Comprar não é negociar. Segundo o professor, escritor e consultor de empresas A.J. Limão, comprar é comparar – uma mercadoria por outra, um produto por uma quantia de dinheiro. De acordo com essa definição, um profissional do setor de compras ou suprimentos de uma empresa que se limite a cotar preços e obter o mais barato não pode se considerar um bom negociador.
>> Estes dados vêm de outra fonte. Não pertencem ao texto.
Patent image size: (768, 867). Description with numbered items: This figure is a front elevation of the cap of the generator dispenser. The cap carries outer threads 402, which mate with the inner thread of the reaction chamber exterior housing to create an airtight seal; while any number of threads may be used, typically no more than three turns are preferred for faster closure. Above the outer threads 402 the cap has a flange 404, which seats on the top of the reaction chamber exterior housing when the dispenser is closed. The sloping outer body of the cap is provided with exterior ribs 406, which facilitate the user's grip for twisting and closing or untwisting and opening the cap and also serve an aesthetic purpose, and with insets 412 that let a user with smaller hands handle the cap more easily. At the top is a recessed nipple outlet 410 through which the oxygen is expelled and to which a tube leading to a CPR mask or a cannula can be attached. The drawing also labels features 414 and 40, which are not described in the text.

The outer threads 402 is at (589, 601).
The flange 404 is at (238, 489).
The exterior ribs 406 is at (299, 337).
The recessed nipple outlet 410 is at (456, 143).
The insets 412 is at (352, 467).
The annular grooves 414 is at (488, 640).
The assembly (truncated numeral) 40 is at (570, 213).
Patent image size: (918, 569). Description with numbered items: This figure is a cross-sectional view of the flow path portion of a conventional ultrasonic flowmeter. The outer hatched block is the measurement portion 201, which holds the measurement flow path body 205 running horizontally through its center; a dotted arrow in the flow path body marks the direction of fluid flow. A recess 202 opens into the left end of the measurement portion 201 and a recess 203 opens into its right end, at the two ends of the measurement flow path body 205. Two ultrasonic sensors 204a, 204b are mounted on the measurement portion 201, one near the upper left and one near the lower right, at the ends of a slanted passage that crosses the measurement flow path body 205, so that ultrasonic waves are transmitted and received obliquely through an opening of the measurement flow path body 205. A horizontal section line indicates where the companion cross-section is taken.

A negociação, conforme explica o professor A.J. Limão é um jogo muito mais amplo, em que dezenas de variáveis, como estratégias, táticas e até o perfil do negociador, influenciam o resultado final.
Para dar apenas um breve exemplo da complexidade do jogo: invista no relacionamento com o seu fornecedor sem dominar as técnicas e você será o “encantador”. Domine as técnicas sem um bom relacionamento e será o “matador”. Acha bom? Desenvolva ambos e, enfim, se tornará um “negociador”.
Siga as dicas para ser um bom negociador
Lições como essa estão no livro Negociando em Qualquer Situação, de A.J. Limão, e também no curso Negociação para Compradores, que o professor ministra na Integração. Nessa entrevista, ele expõe mais algumas lições que ajudam um profissional do setor a deixar de ser apenas um comprador para se tornar um executivo de compras.
1- Sempre crie concorrência pelo seu dinheiro
Embora a frase acima pareça óbvia, esse é um dos erros mais frequentes que os executivos de compras cometem, aponta o professor A.J. Limão. “De um modo geral, o que acontece é que o comprador começa a se identificar mais com aquele vendedor que o atende melhor, que mais corresponde às suas expectativas. E passa, assim, a colocar mais pedidos para esse vendedor, até chegar ao ponto em que se criou um fornecedor único. Quando isso acontece, ele está fazendo o jogo do vendedor”, explica. “Sempre que for adquirir alguma coisa, o executivo de compras tem de gerar uma concorrência por seu dinheiro, para produzir uma posição de força do seu lado. Mesmo que um fornecedor seja estritamente recomendado, por mais capacidade técnica que tenha, ainda assim é necessário solicitar outras opções, para se ter poder de barganha”, diz.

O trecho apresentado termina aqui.